Si l’on jette subrepticement un coup d’œil à travers la fenêtre, on peut y voir « Dieu essorer ses sous-vêtements sales ». Entre les bruits d’éructations, les rires heurtés et les cris des enfants battus par leurs mères, on peut y entendre « un nuage de mouches venu des toilettes voisines fredonner l’Alléluia de Haendel ». Et puis la maison de la faim sent le cannabis et l’alcool, le vomi et la rose. On distingue une odeur d’encens mêlée à celle du sperme dans une coexistence aigue et blasphématoire.

C’est dans cette demeure qu’évoluent les habitants de la maison de la faim. Peut-être devrions-nous commencer par les maîtres de maison. Ils sont deux. La faim et la soif. La faim, ce n’est pas seulement la sensation déchirante de vide stomacale et l’envie irrépressible de se sustenter. C’est aussi un besoin de tendresse humaine et de considération. La soif, ce n’est pas seulement la recherche hébétée d’eau pour humidifier sa gorge sèche, c’est aussi la quête d’un absolu artistique et intellectuel. Celui de s’envoler au-delà « de la merde infecte qu’avait été la vie et qu’elle continuait à être à ce moment précis » : « toute la jeunesse noire était assoiffée, nous asséchions toutes les oasis de la pensée ».

Esclaves de ces deux maitres, hantant la maison d’un pas de somnambule, on aperçoit le fantôme mutilé de l’architecte, Dambudzo, nom que l’on devine et qui n’est jamais donné. Celui du génie et celui de l’épave. Celui de l’autobiographe et celui du créateur. Le schizophrène nécessaire qui nous assène son mal-être avec le marteau de la honte et l’enclume de la fierté. On assiste, entre quelques hallucinations grandioses ou démoniaques à quelques passages de lucidité sociopolitique intense. Ce poète vénérien subit des sensations extrêmes qui l’amènent aux limites de la conscience et de la folie, jusqu’au point où l’on ne sait plus vraiment si les phénomènes extérieurs ne sont que des projections de son esprit ou si ses états intérieurs ne sont que des éléments organiques du décor.
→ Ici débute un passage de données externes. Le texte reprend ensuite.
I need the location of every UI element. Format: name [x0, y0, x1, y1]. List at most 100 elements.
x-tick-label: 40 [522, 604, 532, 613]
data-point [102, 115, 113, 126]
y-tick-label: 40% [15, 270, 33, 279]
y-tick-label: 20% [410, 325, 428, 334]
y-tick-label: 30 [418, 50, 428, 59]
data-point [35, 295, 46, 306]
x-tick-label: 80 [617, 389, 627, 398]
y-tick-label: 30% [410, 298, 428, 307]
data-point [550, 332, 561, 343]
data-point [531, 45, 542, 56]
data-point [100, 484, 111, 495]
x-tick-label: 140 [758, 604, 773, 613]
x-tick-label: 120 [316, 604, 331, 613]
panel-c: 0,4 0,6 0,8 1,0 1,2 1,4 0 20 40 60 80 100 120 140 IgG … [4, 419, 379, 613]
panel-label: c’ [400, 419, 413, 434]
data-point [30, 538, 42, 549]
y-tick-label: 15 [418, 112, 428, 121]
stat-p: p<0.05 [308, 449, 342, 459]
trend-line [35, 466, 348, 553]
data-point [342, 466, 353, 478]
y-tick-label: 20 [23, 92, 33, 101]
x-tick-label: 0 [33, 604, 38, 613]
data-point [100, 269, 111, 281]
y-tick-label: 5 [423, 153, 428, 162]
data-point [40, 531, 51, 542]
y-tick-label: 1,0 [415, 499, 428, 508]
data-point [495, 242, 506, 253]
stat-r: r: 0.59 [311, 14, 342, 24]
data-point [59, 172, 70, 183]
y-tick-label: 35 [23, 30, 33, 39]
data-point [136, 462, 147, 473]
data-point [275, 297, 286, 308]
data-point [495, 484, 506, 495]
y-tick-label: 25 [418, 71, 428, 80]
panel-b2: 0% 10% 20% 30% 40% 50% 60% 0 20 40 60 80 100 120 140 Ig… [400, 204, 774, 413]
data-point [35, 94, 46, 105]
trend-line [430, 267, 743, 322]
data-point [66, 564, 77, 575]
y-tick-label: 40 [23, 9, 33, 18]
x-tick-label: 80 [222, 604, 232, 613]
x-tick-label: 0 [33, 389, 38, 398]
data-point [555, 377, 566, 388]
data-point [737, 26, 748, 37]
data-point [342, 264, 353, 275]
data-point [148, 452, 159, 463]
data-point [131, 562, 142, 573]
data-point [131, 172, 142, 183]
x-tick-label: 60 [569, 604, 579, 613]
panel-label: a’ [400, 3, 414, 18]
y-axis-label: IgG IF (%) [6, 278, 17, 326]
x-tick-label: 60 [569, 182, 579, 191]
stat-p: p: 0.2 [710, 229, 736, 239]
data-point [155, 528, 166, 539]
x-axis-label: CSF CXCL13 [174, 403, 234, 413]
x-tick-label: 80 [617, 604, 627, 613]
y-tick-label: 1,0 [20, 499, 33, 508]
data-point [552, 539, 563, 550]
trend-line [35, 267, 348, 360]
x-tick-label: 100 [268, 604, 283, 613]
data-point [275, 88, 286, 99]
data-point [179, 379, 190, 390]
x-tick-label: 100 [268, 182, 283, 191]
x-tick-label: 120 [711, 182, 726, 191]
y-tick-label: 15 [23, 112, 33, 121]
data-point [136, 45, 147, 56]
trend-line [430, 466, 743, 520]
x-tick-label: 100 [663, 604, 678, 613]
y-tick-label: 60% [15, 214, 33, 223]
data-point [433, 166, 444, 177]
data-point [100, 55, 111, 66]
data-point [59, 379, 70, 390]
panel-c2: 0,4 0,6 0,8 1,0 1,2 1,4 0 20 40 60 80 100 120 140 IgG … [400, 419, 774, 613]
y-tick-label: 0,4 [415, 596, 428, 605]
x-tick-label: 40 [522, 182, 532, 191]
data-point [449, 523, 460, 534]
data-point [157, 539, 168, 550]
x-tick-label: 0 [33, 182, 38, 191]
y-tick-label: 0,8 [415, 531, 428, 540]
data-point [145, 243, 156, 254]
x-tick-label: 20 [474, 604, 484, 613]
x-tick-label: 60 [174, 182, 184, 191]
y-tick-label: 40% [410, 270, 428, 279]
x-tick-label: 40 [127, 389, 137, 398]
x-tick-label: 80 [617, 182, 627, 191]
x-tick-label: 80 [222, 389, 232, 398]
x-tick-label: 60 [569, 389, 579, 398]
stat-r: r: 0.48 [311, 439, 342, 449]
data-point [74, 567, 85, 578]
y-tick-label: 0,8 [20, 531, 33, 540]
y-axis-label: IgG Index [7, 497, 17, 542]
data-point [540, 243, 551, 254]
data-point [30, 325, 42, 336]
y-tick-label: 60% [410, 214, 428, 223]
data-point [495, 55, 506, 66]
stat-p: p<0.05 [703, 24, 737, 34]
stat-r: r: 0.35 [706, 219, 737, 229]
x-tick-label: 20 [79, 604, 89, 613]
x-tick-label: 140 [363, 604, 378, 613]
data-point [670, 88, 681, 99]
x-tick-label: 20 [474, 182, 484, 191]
Décor qu’il partage avec les autres habitants de la maison de la faim. Peter, son frère, qui l’injurie quand il voit qu’il achète des livres. Immaculée, nom bien ironique de la fille de prêtre enceinte de Peter qui la bat, et pour laquelle le narrateur dévoue un amour platonique. Harry, son frère, l’ami ou l’ennemi de Dambudzo, on ne sait pas. Patricia, l’amante blanche avec laquelle Marechera est roué de coup par les manifestants pro-apartheid. Ou encore Julia, cette fille qui le drague dans un bar miteux d’Harare (alors Salisbury), avec Zimbabwe écrit en gros sur ses gros seins. Il y a aussi ces hallucinations effrayantes qui parlent et harcèlent et rient, comme dans un cauchemar. Puis ce clochard accueillit dans la maison de la faim, lançant des bribes de fables à la face réjouie de l’auteur. « Ce qu’il préférait, c’était me voir écouter attentivement des histoires racontées de travers, délirantes et fragmentaires » raconte ce dernier. C’est peut-être ce que nous préférons aussi : se perdre avec un malaise certain dans ces règlements de compte divers et circulaires qui ne s’arrêtent jamais.

Car il n’y a pas de fin à la maison de la faim. C’est l’éternelle tâche dans la mémoire des hommes. La plaie jamais refermée de l’horreur. La suture du ciel laissant couler la pisse amère du divin. Je ne peux en dire plus. Je vous ai décrit la maison. A vous de décider d’y entrer ou pas. La seule chose que je peux vous promettre, c’est que vous n’en sortirez pas immaculé.